Zoe did not get as much as money as she had hoped, with most of what she was given going on textbooks.

    

            
              

              
                
                
                  

  
  
  
  

                
              
            
          

            
    

“Student loans do not even cover eating. People cannot buy food for a week and will live on tins of soup and people’s charity.”

    

            
              

              
                
                
                  

  
  
  
  
    
    

  

                
              
            
          

            
    

There is not much stigma or shame about doing sugar baby work at her university, she said, but this changes if you actually engage in sex.

    

            
              

              
                
                
                  

  
  
  
  

                
              
            
          

            
    

“I think it depends on your friends,” she said. “There are always going to be people who are funny about it. It sounds terrible but if you do not have sex there is less of a stigma.”

    

            
              

              
                
                
                  

  
  
  
  

                
              
            
          

            
    

Nevertheless, she argued there was far less of a stigma around sex work among young people than older generations.
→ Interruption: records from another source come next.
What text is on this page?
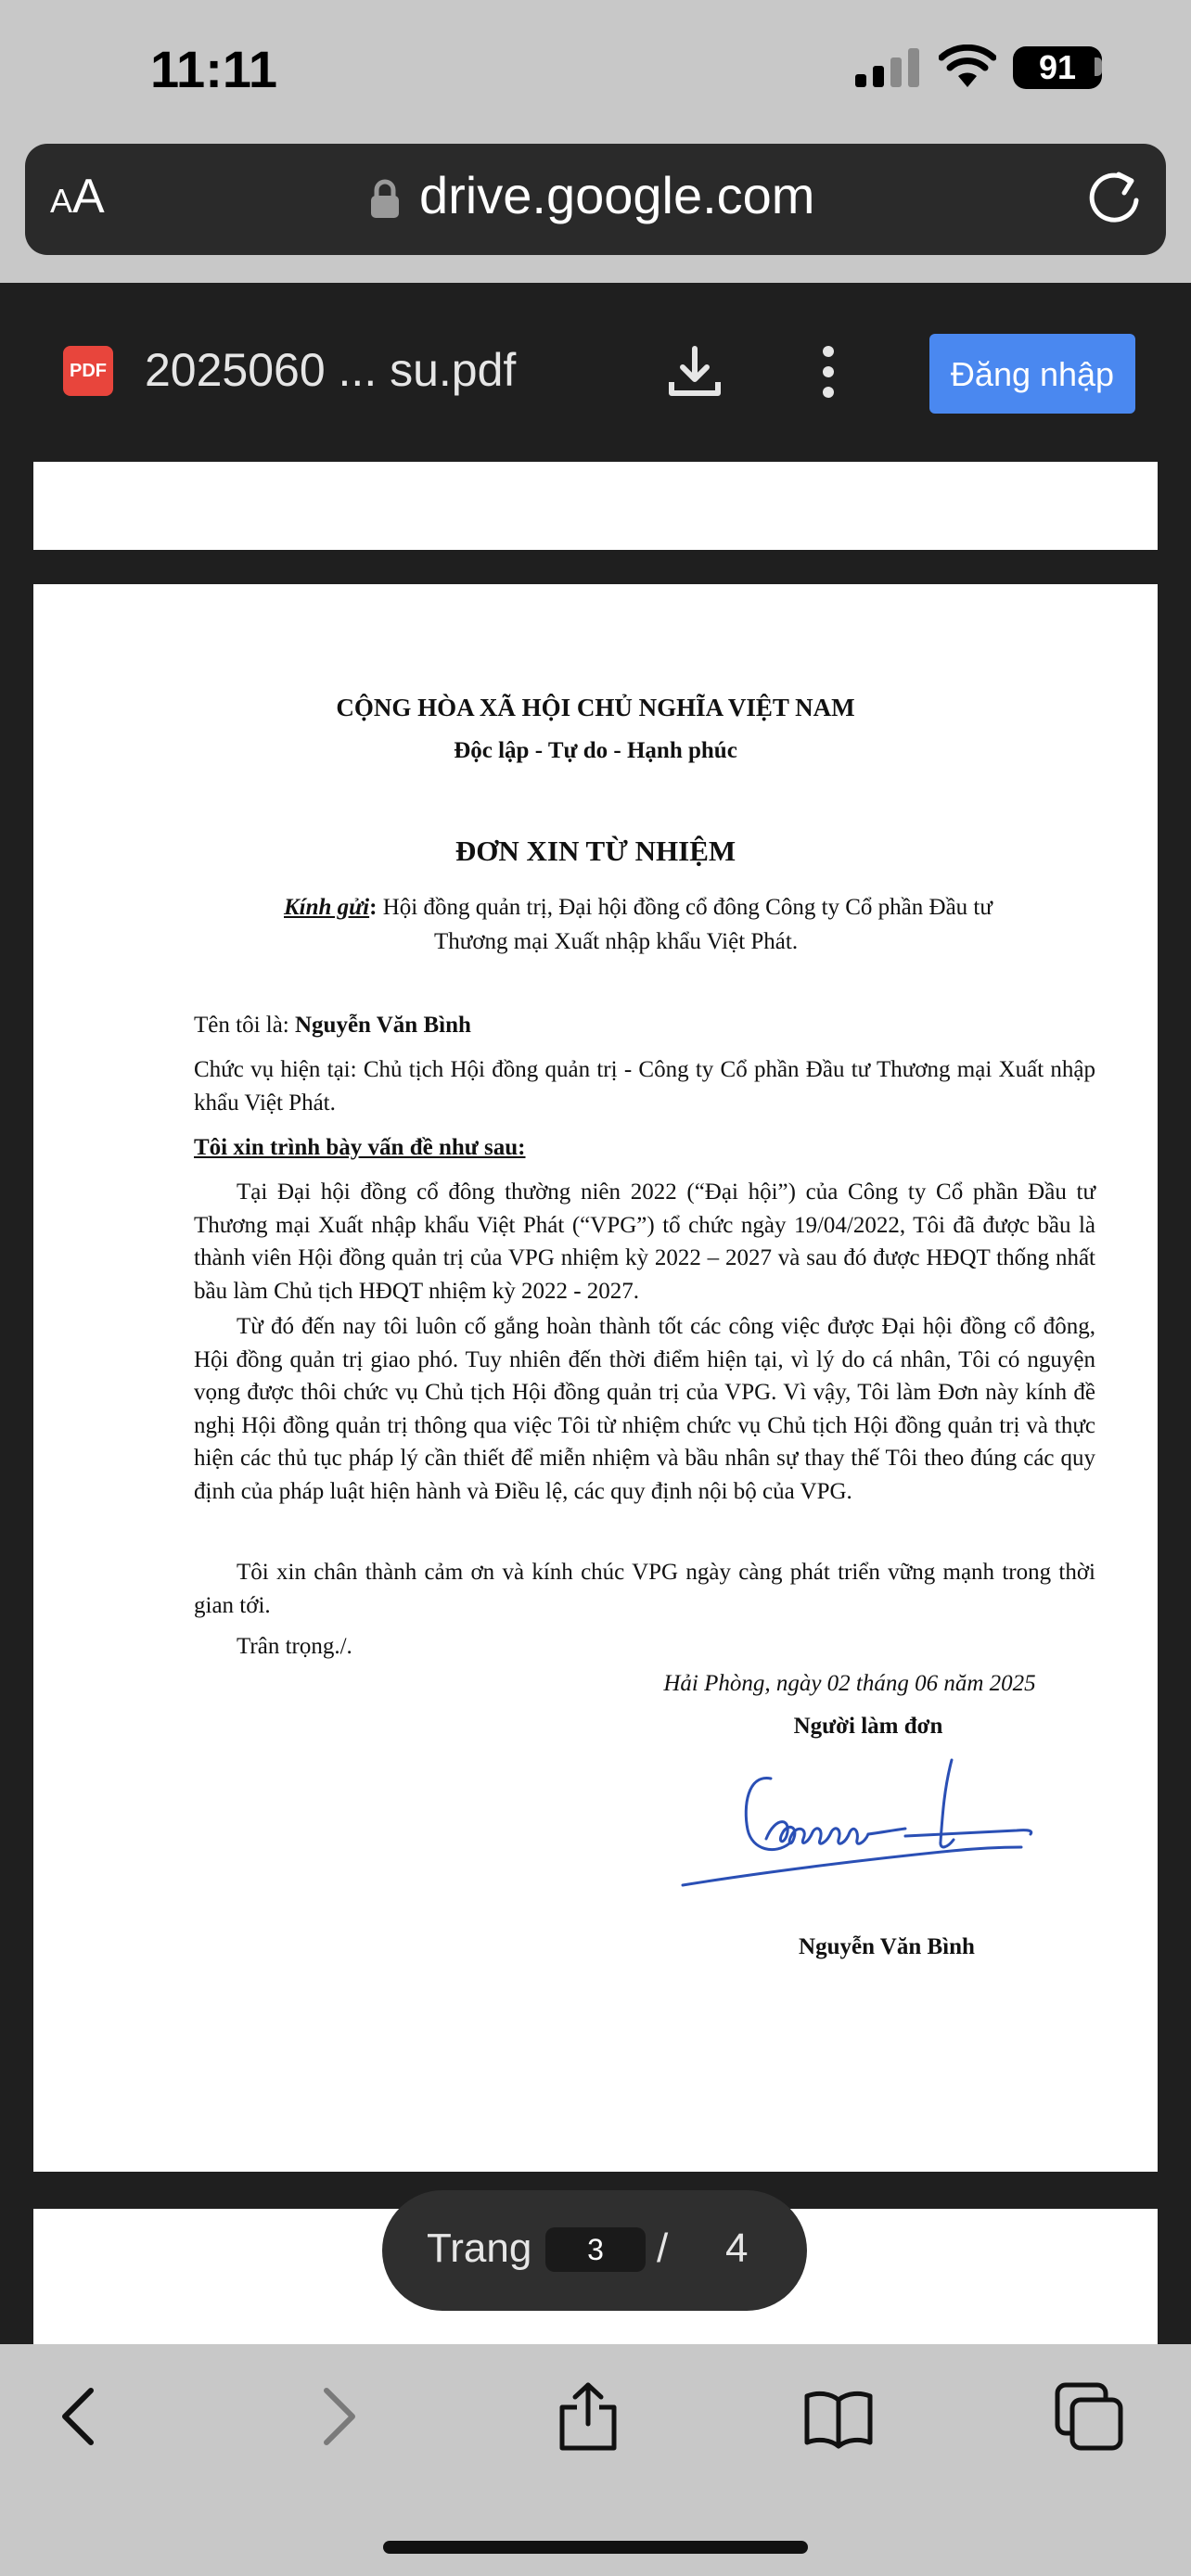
11:11	91
AA	drive.google.com
PDF 2025060 ... su.pdf	Đăng nhập
CỘNG HÒA XÃ HỘI CHỦ NGHĨA VIỆT NAM
Độc lập - Tự do - Hạnh phúc
ĐƠN XIN TỪ NHIỆM
Kính gửi: Hội đồng quản trị, Đại hội đồng cổ đông Công ty Cổ phần Đầu tư
Thương mại Xuất nhập khẩu Việt Phát.
Tên tôi là: Nguyễn Văn Bình
Chức vụ hiện tại: Chủ tịch Hội đồng quản trị - Công ty Cổ phần Đầu tư Thương mại Xuất nhập khẩu Việt Phát.
Tôi xin trình bày vấn đề như sau:
Tại Đại hội đồng cổ đông thường niên 2022 (“Đại hội”) của Công ty Cổ phần Đầu tư Thương mại Xuất nhập khẩu Việt Phát (“VPG”) tổ chức ngày 19/04/2022, Tôi đã được bầu là thành viên Hội đồng quản trị của VPG nhiệm kỳ 2022 – 2027 và sau đó được HĐQT thống nhất bầu làm Chủ tịch HĐQT nhiệm kỳ 2022 - 2027.
Từ đó đến nay tôi luôn cố gắng hoàn thành tốt các công việc được Đại hội đồng cổ đông, Hội đồng quản trị giao phó. Tuy nhiên đến thời điểm hiện tại, vì lý do cá nhân, Tôi có nguyện vọng được thôi chức vụ Chủ tịch Hội đồng quản trị của VPG. Vì vậy, Tôi làm Đơn này kính đề nghị Hội đồng quản trị thông qua việc Tôi từ nhiệm chức vụ Chủ tịch Hội đồng quản trị và thực hiện các thủ tục pháp lý cần thiết để miễn nhiệm và bầu nhân sự thay thế Tôi theo đúng các quy định của pháp luật hiện hành và Điều lệ, các quy định nội bộ của VPG.
Tôi xin chân thành cảm ơn và kính chúc VPG ngày càng phát triển vững mạnh trong thời gian tới.
Trân trọng./.
Hải Phòng, ngày 02 tháng 06 năm 2025
Người làm đơn
Nguyễn Văn Bình
Trang
3	/ 4
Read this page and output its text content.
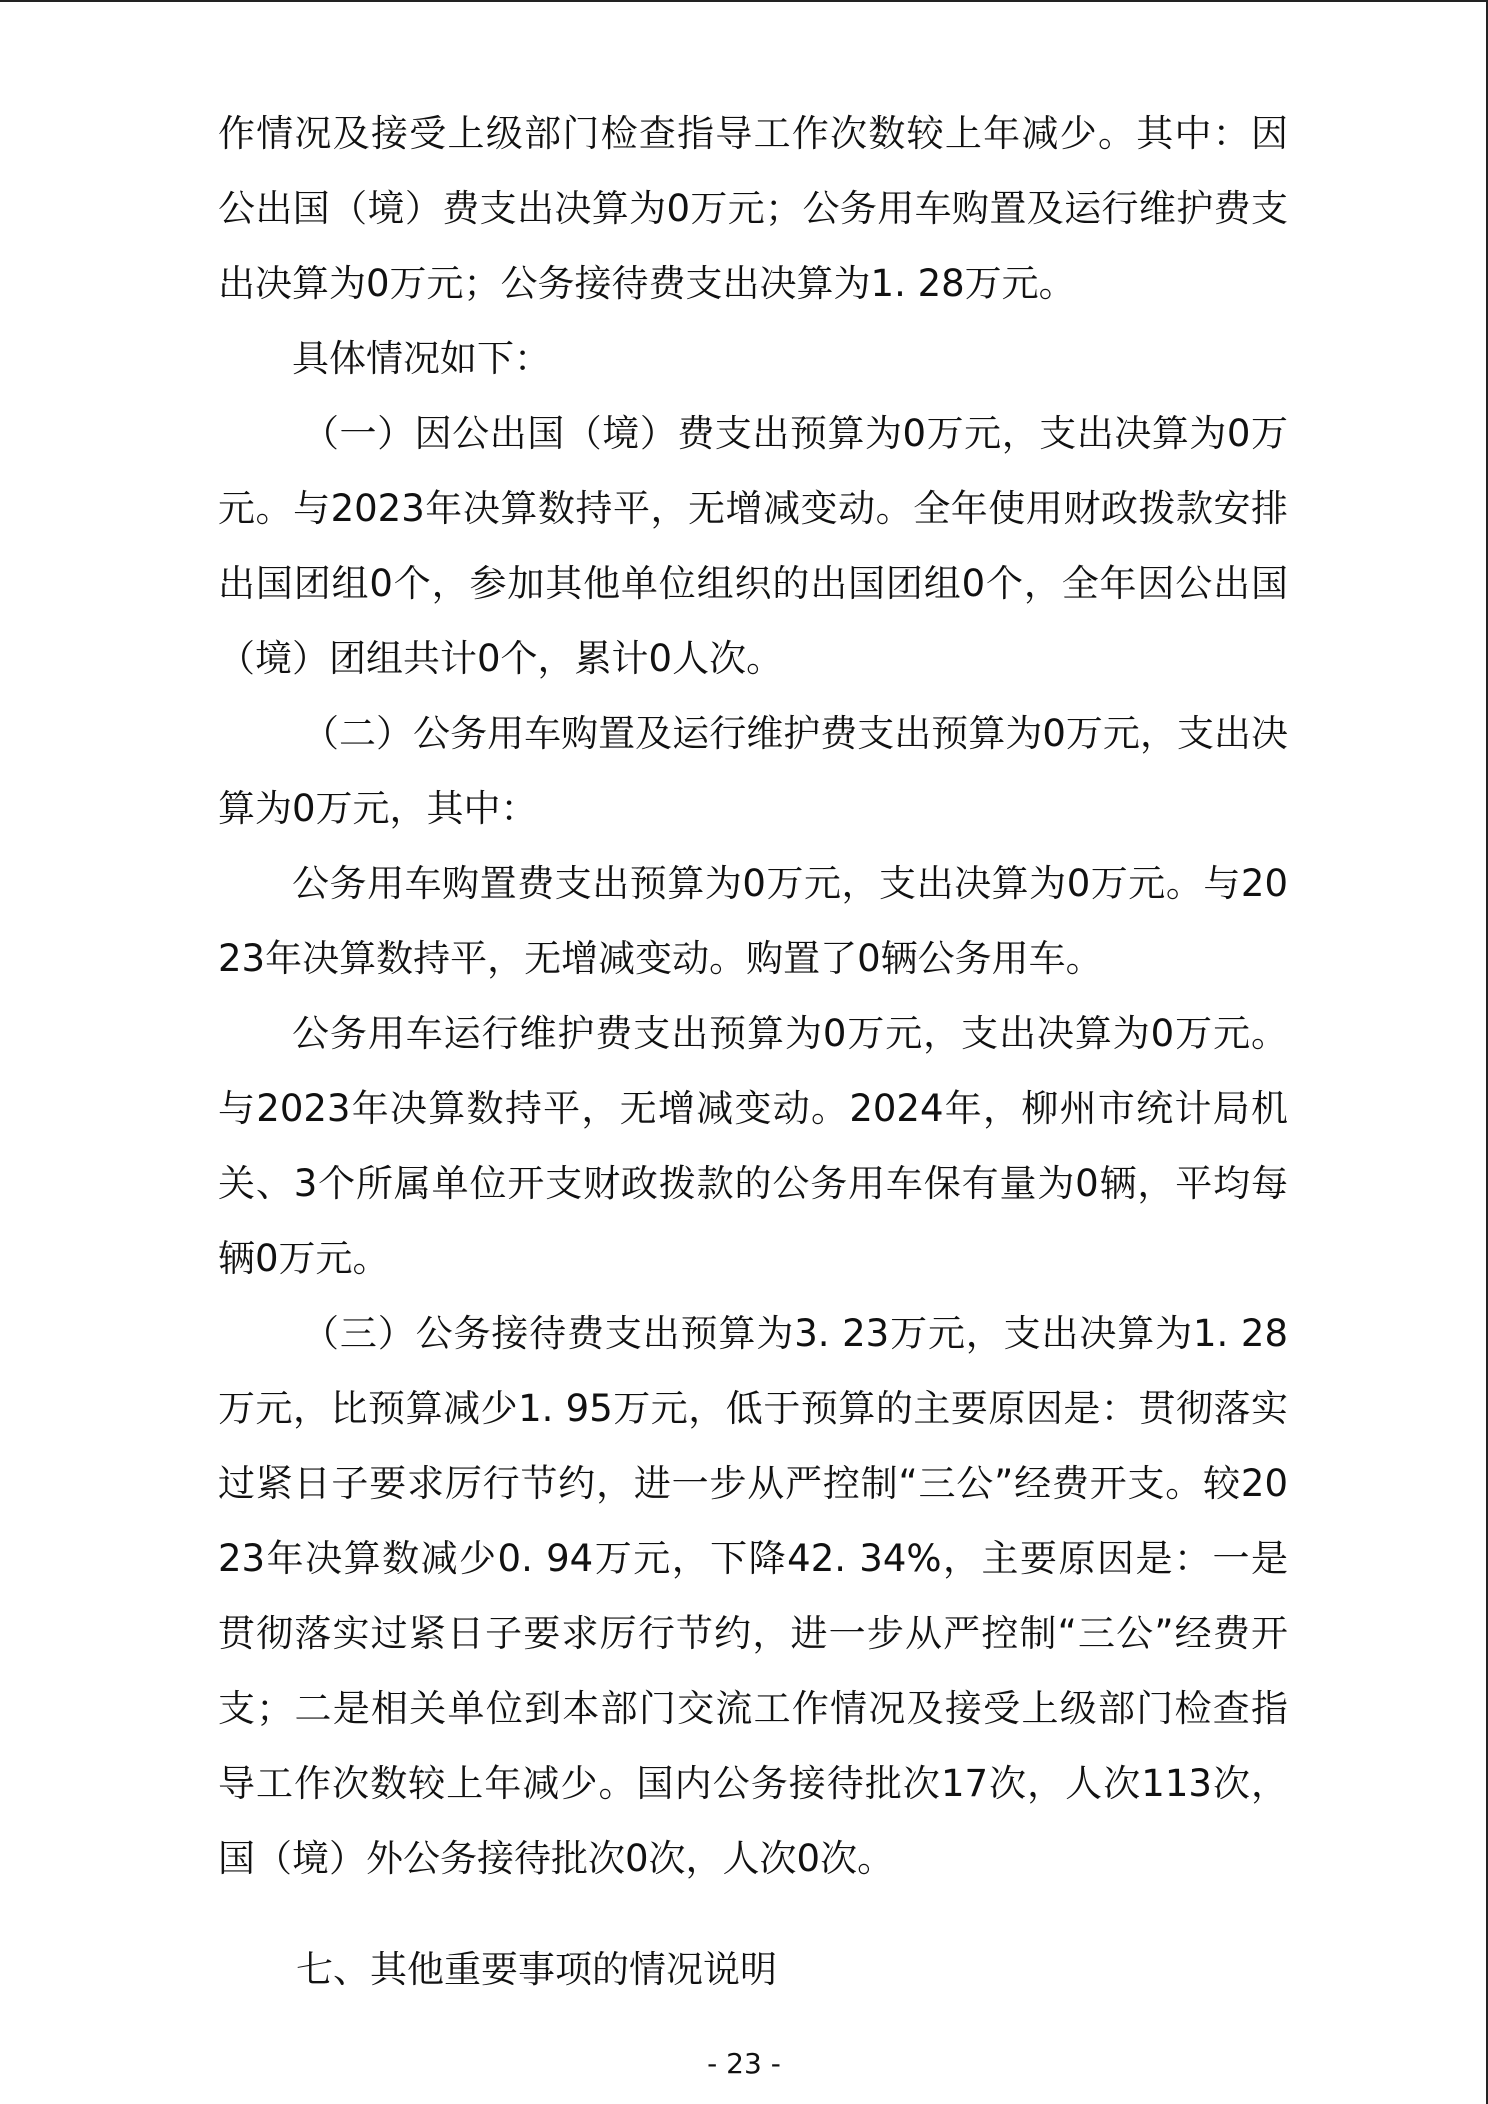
作情况及接受上级部门检查指导工作次数较上年减少。其中：因公出国（境）费支出决算为0万元；公务用车购置及运行维护费支出决算为0万元；公务接待费支出决算为1. 28万元。

具体情况如下：

（一）因公出国（境）费支出预算为0万元，支出决算为0万元。与2023年决算数持平，无增减变动。全年使用财政拨款安排出国团组0个，参加其他单位组织的出国团组0个，全年因公出国（境）团组共计0个，累计0人次。

（二）公务用车购置及运行维护费支出预算为0万元，支出决算为0万元，其中：

公务用车购置费支出预算为0万元，支出决算为0万元。与2023年决算数持平，无增减变动。购置了0辆公务用车。

公务用车运行维护费支出预算为0万元，支出决算为0万元。与2023年决算数持平，无增减变动。2024年，柳州市统计局机关、3个所属单位开支财政拨款的公务用车保有量为0辆，平均每辆0万元。

（三）公务接待费支出预算为3. 23万元，支出决算为1. 28万元，比预算减少1. 95万元，低于预算的主要原因是：贯彻落实过紧日子要求厉行节约，进一步从严控制“三公”经费开支。较2023年决算数减少0. 94万元，下降42. 34%，主要原因是：一是贯彻落实过紧日子要求厉行节约，进一步从严控制“三公”经费开支；二是相关单位到本部门交流工作情况及接受上级部门检查指导工作次数较上年减少。国内公务接待批次17次，人次113次，国（境）外公务接待批次0次，人次0次。

七、其他重要事项的情况说明
- 23 -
She said many of her friends had downloaded SeekingArrangement then deleted it before going on any dates.

    

            
              

              
                
                
                  

  
  
  
  
    
    

  

                
              
            
          

            
    

“It is like downloading Tinder. You think, oh this is so funny and then you get a request for something awful and think, I am never looking at this again. Some of the phone calls I have had from men on SeekingArrangement were just so awful. Once I had a friend over for a glass of wine and we silently cracked up about everything he was saying. It was like pranking someone as a kid but there was a chance of getting money out of it.”

    

            
              

              
                
                
                  

  
  
  
  

                
              
            
          

            
    

She said she did not think students’ mental health or sex work was high on her university’s priorities but then noted she would never dream of approaching her tutor and admitting she had done sugar daddy work.

    

            
              

              
                
                
                  

  
  
  
  

                
              
            
          

            
    

Zoe said she did not judge or look down on anyone who chose to engage in sex work – noting that increased university fees and austerity were giving women little choice. 

    

            
              

              
                
                
                  

  
  
  
  
    
    

  

                
              
            
          

            
    

“It is bad sex workers are stigmatised. I can understand why it is an option for some people. But while it is quick money, it is not easy money.”

    

            
              

              
                
                
                  

  
  
  
  

                
              
            
          

            
    

SeekingArrangement say they bar the use of their website for the direct exchange of money for sex, and they conduct background checks on members with an emphasis on sexual and violent crimes.

    

            
              

              
            
          

            
    

The Independent contacted SeekingArrangement for comment.